An elaborate park system is in course of development, which will ultimately surround the city with parks and connecting boulevards. The principal park is Rock Creek Park, to the north of the city, containing two thousand acres extending along both sides of Rock Creek. Its natural beauties are very great. On Mt. St. Alban, near Woodley, to the northwest of Georgetown, is the Peace Cross, a large Celtic cross erected at the close of the war with Spain (1898) on the grounds of the new Episcopal Cathedral, of which the cornerstone was laid in 1907. It affords a fine view of Washington. On the Chevy Chase Road, to the northwest of the Zoölogical Park, are the National Bureau of Standards and the Geophysical Laboratory of the Carnegie Institution, the administration building of which latter is in Sixteenth Street.
South of Rock Creek Park, on Rock Creek, lies the National Zoölogical Park of one hundred and seventy acres, reached from Washington in a half hour.
On a commanding site overlooking Rock Creek, north of Georgetown, in handsome grounds, is the United States Naval Observatory, of white marble, with its twenty-six-inch equatorial telescope.
Scattered throughout the city are numerous squares, circles, and small parks, nearly all of which contain statues.
Of bronze statues erected in honor of famous men, Washington has an abundance—mainly to military characters. Equestrian statues of Washington, Jackson, Greene, Scott, Thomas, and McPherson are erected, besides full-length statues of Lafayette, Luther, Franklin, Chief Justice Marshall, Lincoln, Garfield, Professor Henry Farragut, General Rawlins, and Admiral Dupont.

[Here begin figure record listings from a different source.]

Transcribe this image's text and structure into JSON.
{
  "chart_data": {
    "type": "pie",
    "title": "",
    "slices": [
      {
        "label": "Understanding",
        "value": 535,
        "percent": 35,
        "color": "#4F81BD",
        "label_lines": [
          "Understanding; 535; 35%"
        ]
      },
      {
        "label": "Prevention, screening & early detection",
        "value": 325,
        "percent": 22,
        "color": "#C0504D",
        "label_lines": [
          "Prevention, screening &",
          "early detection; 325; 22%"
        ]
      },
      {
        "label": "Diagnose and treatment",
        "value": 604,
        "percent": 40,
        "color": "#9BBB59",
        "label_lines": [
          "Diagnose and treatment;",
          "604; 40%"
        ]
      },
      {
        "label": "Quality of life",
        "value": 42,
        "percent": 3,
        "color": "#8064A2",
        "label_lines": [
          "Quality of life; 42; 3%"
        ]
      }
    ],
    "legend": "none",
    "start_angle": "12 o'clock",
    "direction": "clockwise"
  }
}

ARLINGTON HOUSE, HOME OF GENERAL ROBERT E. LEE
At Arlington, across the river from Washington, on commanding heights, is the National Cemetery containing the graves of about sixteen thousand soldiers. Arlington House, in the middle of the grounds, two hundred feet above the river, was once the residence of George Washington Parke Custis (step-grandson of Washington) and afterwards of General Robert Lee, who married Miss Custis. Near the house are the graves of General Sheridan, Admiral Porter, General Lawton, General Wheeler, and other distinguished officers.
To the south is a tomb containing the remains of two thousand one hundred and eleven unknown soldiers. The sailors destroyed by the blowing up of the “Maine” in 1898 and other victims [627] of the war with Spain are buried in the southern part of the cemetery.
The cornerstone of a splendid military memorial or Hall of Fame was laid here in 1916, to be erected in classic style, of marble, and to cost several millions of dollars.